Beyin Kalp Pili Şiddetli Depresyonu Rahatlatır

Bonn Üniversitesi Tıp Merkezi'ndeki bilim adamlarına göre, beyin kalp pilleri şiddetli depresif kişilerde uzun vadeli olumlu etkiler sağlıyor.

Çalışmaya iki ila beş yıllık bir süre boyunca katılan on bir katılımcının neredeyse yarısı, semptomlarda yüzde 50'den fazla uzun vadeli bir azalma yaşadı.

Tipik olarak, depresyonlu bireyler psikoterapi ve ilaçlarla tedavi edilir.

Bonn Üniversitesi Psikiyatri ve Psikoterapi Tıp Merkezi'nden Dr. Thomas E. Schläpfer, "Ancak birçok hastaya herhangi bir tedavi yardımcı olmuyor" dedi. "Birçoğu yatakta on yıldan fazla zaman geçiriyor - yorgun oldukları için değil, hiç araba kullanmadıkları ve ayağa kalkamadıkları için."

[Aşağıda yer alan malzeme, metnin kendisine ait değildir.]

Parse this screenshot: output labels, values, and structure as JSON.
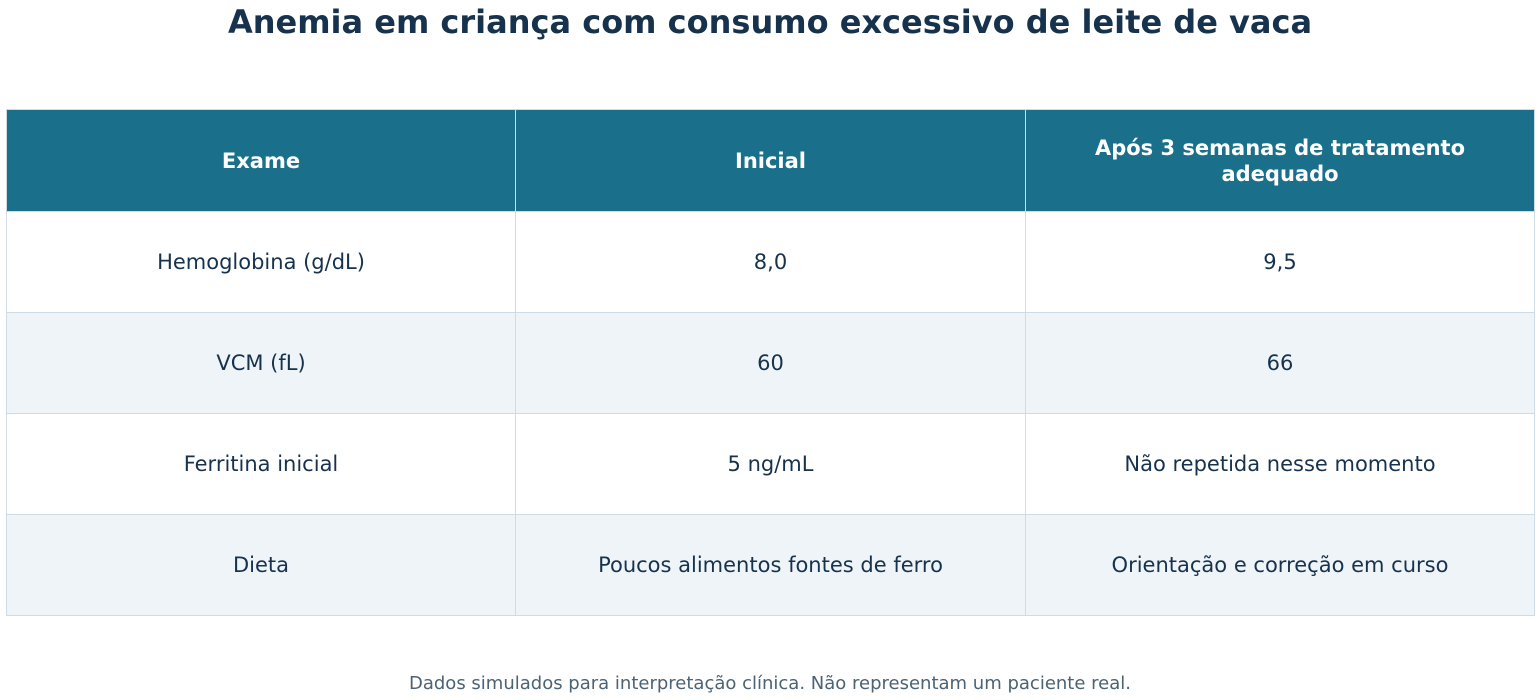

Etkili bir alternatif, elektrotların kişinin beynine yerleştirildiği "derin beyin uyarımı" dır. Bu prosedürde, zayıf bir elektrik akımı, beynin haz duygusundan sorumlu kısmı olan ödül çekirdeğini uyarır.

Bu tip pacemaker'lar genellikle beyin cerrahları ve nörologlar tarafından Parkinson hastalığında sürekli kas titremelerini tedavi etmek için kullanılır.

Önceki araştırmalar, beyin kalp pillerinin en şiddetli depresif hastalarda etki ürettiğini göstermiştir. Önceki bir çalışmada, akümbens çekirdeğine elektrot implantasyonu geçiren on denek, semptomlarda rahatlama yaşadı. Bunların yarısı önemli bir fark hissetti.

Schläpfer, "Bu çalışmada, bu etkilerin uzun vadede devam edip etmediğini veya hastalarda derin beyin stimülasyonunun etkilerinin kademeli olarak zayıflayıp zayıflamadığını araştırdık" dedi.

Çalışmadaki pek çok hasta, psikoterapi, ilaçlar ve elektrokonvülsif terapi ile 60'a varan tedaviden başarılı olamadı.

Schläpfer, "Tersine, derin beyin stimülasyonu durumunda, klinik iyileşme yıllarca istikrarlı bir şekilde devam ediyor" dedi. "Derin beyin uyarımına başlangıçta yanıt verenler bugün bile buna yanıt veriyor."

Çalışma sırasında bir hasta intihar etti. Bu çok talihsiz bir durum, dedi. "Ancak, çok şiddetli depresyonu olan hastalarda bu her zaman önlenemez."

Kısa bir süre sonra bile, katılımcılar semptomlarda bir iyileşme gösterdi. Schläpfer, "Anksiyete semptomlarının yoğunluğu azaldı ve deneklerin dürtüsü iyileşti" dedi. "Yıllarca süren hastalıklardan sonra bazıları tekrar çalışabildi."

“Tüm denekler için semptomlarda bir iyileşme kaydedildi; Deneklerin neredeyse yarısı için semptomların kapsamı, tedavinin başlamasından yıllar sonra bile, taban çizgisinin yüzde 50'den fazla altındaydı ”dedi. "Kaydedilen terapinin hiçbir ciddi yan etkisi yoktu."

Mevcut çalışma, yöntemin uzun vadeli etkililiğini kanıtlıyor ve en şiddetli depresyon türlerinden muzdarip olanlara umut verebilir.

Schläpfer, "Ancak, bu terapötik yöntemin standart klinik uygulamanın bir parçası haline gelmesi biraz zaman alacak" dedi.

Sonuçlar derginin güncel sayısındadır Nöropsikofarmakoloji.